Rated by buyers 4 out of 5 stars - Scholarly wisdom
I'm not sure what to think of Jonathan Lethem these days - each work I read by him is, for a time, effortless, close to perfect, and then finds itself veering into a land of bad bad choices. Reading his The Fortress of Solitude, I was left to wonder what the book would have been like if it were simply kept as its electrifying very first half, instead of allowed to wander, halfheartedly, into its characters' imagined futures. A similar sensation takes hold in As She Climbed Across The Table - it's not that what becomes of its characters is bad, per se, as much as it is simply ignorant of the novel's wondeful strengths. The book doesn't conclude, per se, doesn't quite complete its central love story - a bizarre love triangle in which Alice, the main character's girlfriend, is drawn away by a hyperactive physics blackhole called Lack - nor does it quite fulfill it, as a very first glance at its ambiguous, artsy ending might assume. That's an interesting choice, to be certain, but it also ignores what the book does right. That's because As She Climbed... is effortless not as a love story, but as a breezy satire on academic life. It trots in a revolving door of bizarre academic types, each using Lack - which is, clearly and repeatedly stated, a giant nothing - as a springboard to represent their own attempts at fulfillment, their own need to "get" a situation. Its characters - named in bizarro Pynchon-esque monikers like Georges DeTooth, Dr. Soft, Carmo Braxia, Gavin Flapcloth (!) - are then a wild evocation of pretention in action, a goofy take on collegiate pretentions. There's not much of a sense about Philip Engstrand, a pleasant enough lovestruck protagonist, but its love story itself is a bit of a pleasantry meant to present the lack in its characters' own self-images that make its lunacy possible. All of that leaves this novel breezy, easy to read, fun, and not much of anything. Still, its goofiness is a treasure, especially climaxing in the actions and reactions around DeTooth, the wigged, deluded deconstructionist who explains to a physicist that his response to Lack is to, "compose a document. Perhaps it will not mention Lack. Perhaps it will consist of only the word 'lack.'" The physicist's response is to start vomiting.
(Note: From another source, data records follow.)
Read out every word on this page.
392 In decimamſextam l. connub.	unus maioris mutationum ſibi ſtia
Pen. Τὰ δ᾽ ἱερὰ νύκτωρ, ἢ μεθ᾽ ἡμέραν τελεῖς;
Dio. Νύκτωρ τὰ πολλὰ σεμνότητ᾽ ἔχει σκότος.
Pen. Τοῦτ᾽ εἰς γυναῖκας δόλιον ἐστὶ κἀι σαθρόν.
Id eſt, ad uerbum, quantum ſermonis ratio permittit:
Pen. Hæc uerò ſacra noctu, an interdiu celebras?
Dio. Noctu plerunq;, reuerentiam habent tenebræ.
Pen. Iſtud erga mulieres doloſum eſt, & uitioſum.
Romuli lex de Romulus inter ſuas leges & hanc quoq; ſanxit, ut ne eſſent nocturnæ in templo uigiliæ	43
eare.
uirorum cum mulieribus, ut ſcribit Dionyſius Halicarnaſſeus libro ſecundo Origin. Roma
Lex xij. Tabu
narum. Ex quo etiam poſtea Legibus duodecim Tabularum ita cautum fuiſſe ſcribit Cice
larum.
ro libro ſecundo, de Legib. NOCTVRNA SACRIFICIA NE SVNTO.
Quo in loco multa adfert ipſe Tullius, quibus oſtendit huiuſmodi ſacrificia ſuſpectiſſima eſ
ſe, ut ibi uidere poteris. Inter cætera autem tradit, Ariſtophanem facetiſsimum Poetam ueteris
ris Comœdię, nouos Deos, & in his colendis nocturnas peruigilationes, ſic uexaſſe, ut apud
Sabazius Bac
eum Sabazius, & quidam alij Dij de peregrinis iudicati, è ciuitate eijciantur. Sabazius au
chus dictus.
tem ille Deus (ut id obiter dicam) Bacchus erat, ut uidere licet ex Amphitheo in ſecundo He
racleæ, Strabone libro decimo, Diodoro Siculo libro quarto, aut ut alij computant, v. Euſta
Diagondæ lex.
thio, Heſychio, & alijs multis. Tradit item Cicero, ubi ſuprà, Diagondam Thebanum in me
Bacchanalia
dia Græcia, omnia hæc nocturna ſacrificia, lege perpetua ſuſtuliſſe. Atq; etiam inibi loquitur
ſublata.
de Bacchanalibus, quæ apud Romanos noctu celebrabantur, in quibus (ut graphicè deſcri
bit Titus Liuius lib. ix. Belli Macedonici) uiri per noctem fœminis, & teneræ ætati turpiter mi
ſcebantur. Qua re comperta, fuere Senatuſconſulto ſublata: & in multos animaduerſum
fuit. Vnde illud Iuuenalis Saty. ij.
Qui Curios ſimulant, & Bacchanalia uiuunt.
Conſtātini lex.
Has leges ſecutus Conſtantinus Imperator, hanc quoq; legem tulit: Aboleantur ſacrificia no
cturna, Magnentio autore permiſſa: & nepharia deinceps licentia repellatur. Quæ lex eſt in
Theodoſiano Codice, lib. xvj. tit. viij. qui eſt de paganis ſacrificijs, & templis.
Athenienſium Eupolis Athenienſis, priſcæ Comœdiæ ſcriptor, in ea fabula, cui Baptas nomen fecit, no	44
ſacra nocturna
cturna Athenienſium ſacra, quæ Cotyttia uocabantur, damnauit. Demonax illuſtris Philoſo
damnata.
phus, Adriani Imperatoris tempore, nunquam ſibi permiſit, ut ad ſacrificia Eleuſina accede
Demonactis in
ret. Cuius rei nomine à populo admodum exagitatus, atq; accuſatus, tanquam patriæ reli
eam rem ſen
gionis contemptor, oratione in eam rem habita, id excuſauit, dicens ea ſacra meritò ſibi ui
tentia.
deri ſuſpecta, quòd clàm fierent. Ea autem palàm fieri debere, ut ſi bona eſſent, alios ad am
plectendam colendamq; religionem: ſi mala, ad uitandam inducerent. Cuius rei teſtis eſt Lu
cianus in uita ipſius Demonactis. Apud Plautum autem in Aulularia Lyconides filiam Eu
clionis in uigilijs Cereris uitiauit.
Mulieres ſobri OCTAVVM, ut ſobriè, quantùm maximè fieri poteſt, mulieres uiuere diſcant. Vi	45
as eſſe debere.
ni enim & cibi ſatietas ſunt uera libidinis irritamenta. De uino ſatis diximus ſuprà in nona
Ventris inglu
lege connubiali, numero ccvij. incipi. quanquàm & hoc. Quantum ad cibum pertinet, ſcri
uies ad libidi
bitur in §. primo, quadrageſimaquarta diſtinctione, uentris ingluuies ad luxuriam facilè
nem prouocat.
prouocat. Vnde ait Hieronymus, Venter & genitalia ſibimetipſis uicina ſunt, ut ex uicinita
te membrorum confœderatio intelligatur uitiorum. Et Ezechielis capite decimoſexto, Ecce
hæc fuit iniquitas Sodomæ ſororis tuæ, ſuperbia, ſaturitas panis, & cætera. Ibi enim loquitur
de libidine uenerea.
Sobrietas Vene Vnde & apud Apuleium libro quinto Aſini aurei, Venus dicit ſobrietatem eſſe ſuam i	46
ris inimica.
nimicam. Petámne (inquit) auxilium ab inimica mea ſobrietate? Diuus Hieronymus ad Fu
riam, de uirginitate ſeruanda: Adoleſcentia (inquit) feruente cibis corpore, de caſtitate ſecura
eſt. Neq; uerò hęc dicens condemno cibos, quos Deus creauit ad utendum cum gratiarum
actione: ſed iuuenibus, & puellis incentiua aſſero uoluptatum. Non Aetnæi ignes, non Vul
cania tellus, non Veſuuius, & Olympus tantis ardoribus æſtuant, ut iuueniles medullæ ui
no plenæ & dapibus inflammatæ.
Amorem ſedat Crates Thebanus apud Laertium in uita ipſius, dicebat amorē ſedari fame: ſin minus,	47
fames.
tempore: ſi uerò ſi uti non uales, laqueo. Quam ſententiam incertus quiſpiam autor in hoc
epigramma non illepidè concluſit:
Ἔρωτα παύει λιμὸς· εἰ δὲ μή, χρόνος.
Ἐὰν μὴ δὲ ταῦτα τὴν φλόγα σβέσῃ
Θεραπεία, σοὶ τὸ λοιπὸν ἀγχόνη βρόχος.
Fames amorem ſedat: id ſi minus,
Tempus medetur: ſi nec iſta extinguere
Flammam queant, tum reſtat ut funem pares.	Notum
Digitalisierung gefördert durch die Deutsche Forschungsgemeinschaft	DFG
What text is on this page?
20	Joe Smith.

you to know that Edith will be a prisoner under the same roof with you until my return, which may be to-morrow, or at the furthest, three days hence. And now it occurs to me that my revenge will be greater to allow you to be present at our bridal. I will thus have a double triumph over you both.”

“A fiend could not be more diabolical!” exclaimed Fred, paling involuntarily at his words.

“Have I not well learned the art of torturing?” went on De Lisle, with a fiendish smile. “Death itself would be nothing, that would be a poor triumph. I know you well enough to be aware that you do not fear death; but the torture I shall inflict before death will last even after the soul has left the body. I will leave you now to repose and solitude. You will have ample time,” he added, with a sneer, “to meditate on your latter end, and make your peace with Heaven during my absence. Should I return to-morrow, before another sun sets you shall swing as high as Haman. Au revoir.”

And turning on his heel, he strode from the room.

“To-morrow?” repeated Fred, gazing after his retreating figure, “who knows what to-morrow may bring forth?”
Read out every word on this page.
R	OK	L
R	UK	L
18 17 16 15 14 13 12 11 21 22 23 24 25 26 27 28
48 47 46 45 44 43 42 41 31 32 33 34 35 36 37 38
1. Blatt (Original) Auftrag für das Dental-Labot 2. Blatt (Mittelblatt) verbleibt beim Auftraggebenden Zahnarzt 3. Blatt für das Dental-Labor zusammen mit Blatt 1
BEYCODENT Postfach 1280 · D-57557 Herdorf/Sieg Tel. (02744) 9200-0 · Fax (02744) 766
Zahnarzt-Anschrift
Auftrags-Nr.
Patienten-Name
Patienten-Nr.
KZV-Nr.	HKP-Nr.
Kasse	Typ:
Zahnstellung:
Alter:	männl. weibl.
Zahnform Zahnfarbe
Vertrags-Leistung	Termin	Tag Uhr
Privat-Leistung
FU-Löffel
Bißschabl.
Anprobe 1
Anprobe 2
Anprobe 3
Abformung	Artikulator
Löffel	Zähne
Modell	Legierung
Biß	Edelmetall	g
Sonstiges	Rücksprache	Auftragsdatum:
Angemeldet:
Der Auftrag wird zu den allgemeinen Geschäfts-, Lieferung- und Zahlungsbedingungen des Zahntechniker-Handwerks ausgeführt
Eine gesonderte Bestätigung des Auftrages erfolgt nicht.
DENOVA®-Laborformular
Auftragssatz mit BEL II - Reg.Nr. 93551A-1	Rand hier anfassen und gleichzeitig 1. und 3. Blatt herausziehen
Rated by buyers 1 out of 5 stars - Not Recommended
I'll keep this brief. This book seems like it's trying to be weird for the sake of weirdness. Skip this one and try Lethem's other books, like "Motherless Brooklyn" and "Fortress of Solitude."



Rated by buyers 2 out of 5 stars - Doesn't stack up
Two of Lethem's prior works, "Gun with Occasional Music" and "Amnesia Moon", offer so much more to the reader than "As She Climbed Across the Table". The earlier novels had characters that were likable or despicable--at least they were interesting. The worlds of those other books were the product of an active imagination.

"As She Climbed Across the Table" manages to annoy where his earlier works captivated. The characters aren't interesting or likable and the setting is a modern-day American University. There's nothing to grab the user and make them love anything about the book.

Lethem throws in some random science talk in the last chapter to allow the book to be called science fiction. Otherwise, it's a soap opera--and a boring one at that.